Gender in “The Chrysanthemums” by John Steinbeck

  • Introduction

    John Steinbeck’s The Chrysanthemums focuses on the particular concept of the gender functions as well as the discrimination associated with women depending on their own gender. The writer informs the story associated with Elisa, who will be trapped in the girl roles and obligations of as being an ideal wife and housekeeper that is likely to take care associated with her as well as perform everything that the girl husband wishes. The particular wishes of the particular woman to have got a career like a tinker are instantly dismissed under the particular pretense that the girl is not the particular woman that can do such points (Steinbeck 344).

    Therefore, regardless of how keen Elisa would be to create as an person and pursue actions that are outdoors of her sex roles, the person managing her life will not allow the girl to do something of personal benefit for her (Sweet 211). Thus, the particular concept of the gender functions as well as the relationships among husbands and spouses is raised within the story, displaying an immense level of control that will men have more than the life associated with women.

    Diminishing Women’s Role

    Being controlled by the girl husband due in order to stereotypical gender best practice rules, Elisa feels separated within her obligations of as being a spouse (Schultz and Li 52). Living upon a farm not even close to social life, the girl rarely speaks along with other people, wishing that will her work would bring some degree of satisfaction: “Her eyes sharpened. “Maybe I could do it, too. I’ve a gift with things, all right” (Steinbeck 339). Despite her abilities, she is frustrated and lonely but still interacts with her husband civilly and politely, but only on a surface level.

    Despite the isolation and frustration, all feelings are kept quiet and to herself, which is a method that Steinbeck uses for encouraging readers to intuit the protagonist’s frustration and loneliness based on her actions and thoughts, instead of describing them directly. The issue of women not opening themselves to new life opportunities is something that many of them face even today. There are numerous instances of husbands controlling their wives under the pretense that women should stay at home and do everything to maintain the house and the entire family in perfect conditions. Thus, similar to Elisa, who understands her abilities but is afraid of breaking free from oppression, many women cannot live to their full potential because of doubt and fear.

    The sadness of Elisa’s story is associated with the fact that she is a smart and talented woman who can do much more than being just a wife (George 103). She is quick-witted, with a great degree of intellectual dexterity. This is shown in her conversation with the tinker regarding his dog: “The man in the wagon seat called out. ‘That’s a bad dog in a fight when he gets started. ’ Elisa laughed. ‘I see he is. How soon does he usually get started? ” (Steinbeck 340).

    When interacting along with the outside globe, Elisa is keen to possess a discussion and joke close to. However, when talking to her spouse, her conversations are usually predominantly mundane plus banal, which displays her lack associated with interest and enthusiasm for being with this man. The absence of passion with regard to interacting with the person with whom the girl lives suggests that will Elisa has simply no interest in the girl family life as it is. If her husband was more supportive of her beginnings and ambitions, she would interact with him differently.
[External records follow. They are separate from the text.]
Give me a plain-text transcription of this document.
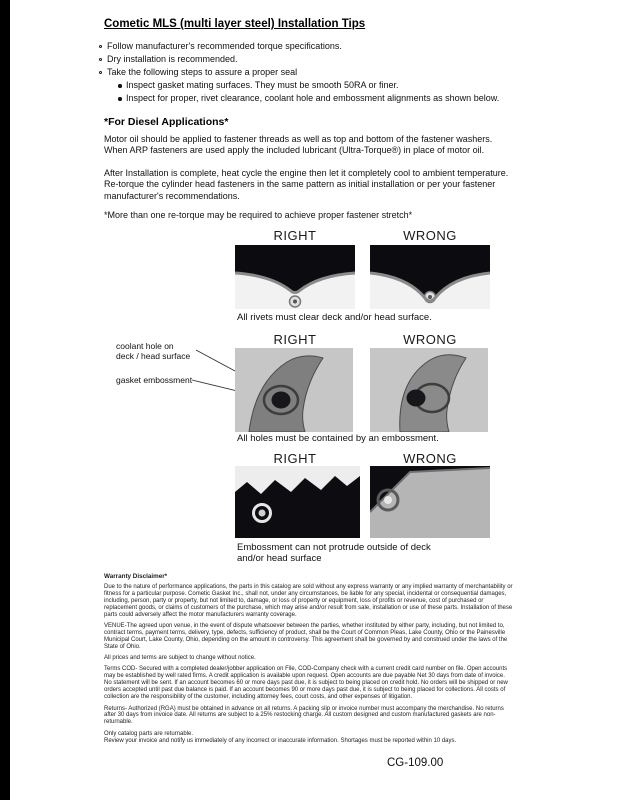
Cometic MLS (multi layer steel) Installation Tips
Follow manufacturer's recommended torque specifications.
Dry installation is recommended.
Take the following steps to assure a proper seal
Inspect gasket mating surfaces. They must be smooth 50RA or finer.
Inspect for proper, rivet clearance, coolant hole and embossment alignments as shown below.
*For Diesel Applications*
Motor oil should be applied to fastener threads as well as top and bottom of the fastener washers. When ARP fasteners are used apply the included lubricant (Ultra-Torque®) in place of motor oil.
After Installation is complete, heat cycle the engine then let it completely cool to ambient temperature. Re-torque the cylinder head fasteners in the same pattern as initial installation or per your fastener manufacturer's recommendations.
*More than one re-torque may be required to achieve proper fastener stretch*
RIGHT	WRONG
All rivets must clear deck and/or head surface.
RIGHT	WRONG
coolant hole on
deck / head surface
gasket embossment
All holes must be contained by an embossment.
RIGHT	WRONG
Embossment can not protrude outside of deck
and/or head surface
Warranty Disclaimer*

Due to the nature of performance applications, the parts in this catalog are sold without any express warranty or any implied warranty of merchantability or fitness for a particular purpose. Cometic Gasket Inc., shall not, under any circumstances, be liable for any special, incidental or consequential damages, including, person, party or property, but not limited to, damage, or loss of property or equipment, loss of profits or revenue, cost of purchased or replacement goods, or claims of customers of the purchase, which may arise and/or result from sale, installation or use of these parts. Installation of these parts could adversely affect the motor manufacturers warranty coverage.

VENUE-The agreed upon venue, in the event of dispute whatsoever between the parties, whether instituted by either party, including, but not limited to, contract terms, payment terms, delivery, type, defects, sufficiency of product, shall be the Court of Common Pleas, Lake County, Ohio or the Painesville Municipal Court, Lake County, Ohio, depending on the amount in controversy. This agreement shall be governed by and construed under the laws of the State of Ohio.

All prices and terms are subject to change without notice.

Terms COD- Secured with a completed dealer/jobber application on File, COD-Company check with a current credit card number on file. Open accounts may be established by well rated firms. A credit application is available upon request. Open accounts are due payable Net 30 days from date of invoice. No statement will be sent. If an account becomes 60 or more days past due, it is subject to being placed on credit hold. No orders will be shipped or new orders accepted until past due balance is paid. If an account becomes 90 or more days past due, it is subject to being placed for collections. All costs of collection are the responsibility of the customer, including attorney fees, court costs, and other expenses of litigation.

Returns- Authorized (RGA) must be obtained in advance on all returns. A packing slip or invoice number must accompany the merchandise. No returns after 30 days from invoice date. All returns are subject to a 25% restocking charge. All custom designed and custom manufactured gaskets are non-returnable.

Only catalog parts are returnable.

Review your invoice and notify us immediately of any incorrect or inaccurate information. Shortages must be reported within 10 days.

CG-109.00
This shows that positive relationships within families depend on the support for each other’s ambitions and desires. The relationship between Elisa and her husband lacks compassion and understanding because they are based on mere housework.

    The final pages of the story are controversial regarding Elisa’s ultimate fate, as illustrated in the quote: “It will be enough if we can have wine. It will be plenty. ’ She turned up her collar so he could not see that she was crying weakly – like an old woman” (Steinbeck 348). While some believe that she was defeated by societal norms and expectations of her as a woman, others state that she will inevitably become a complete and fulfilled person. The request for wine from Elisa represents an increased sense of the woman’s independence that can facilitate her personal development and success in life. At the same time, such a way of speaking up may seem subdued, for Elisa, the direct request for having something so minor as wine is a way to break free from being continuously quiet and obedient.


    The theme of the dominance of men over women in family life is the issue that Steinbeck wanted to put to the general discussion. The oppression of women and their diminishing to the mere roles of child-bearers or housekeepers is rooted in the history of society, with Elisa’s example not being an exception. However, as the story progresses, the protagonist understands the importance of being her own woman and making small but effective steps toward reaching that goal. The protagonist eventually acknowledges the importance of being vocal in her interactions with the husband in order to live the life she wants to live.

    Works Cited

    George, Stephen. The Moral Philosophy of John Steinbeck. The Scarecrow Press, 2005.

    Schultz, Jeffrey, and Luchen Li. Critical Companion to John Steinbeck: A Literary Reference to His Wife and Work. Facts on File, 2005.

    Steinbeck, John. The Chrysanthemums and Other Stories. Penguin, 1995.

    Sweet, Charles A. Jr. “Ms. Elisa Allen and Steinbeck’s The Chrysanthemums. ” Modern Fiction Studies, vol. 20, no . 2, 1974, pp. 210-214.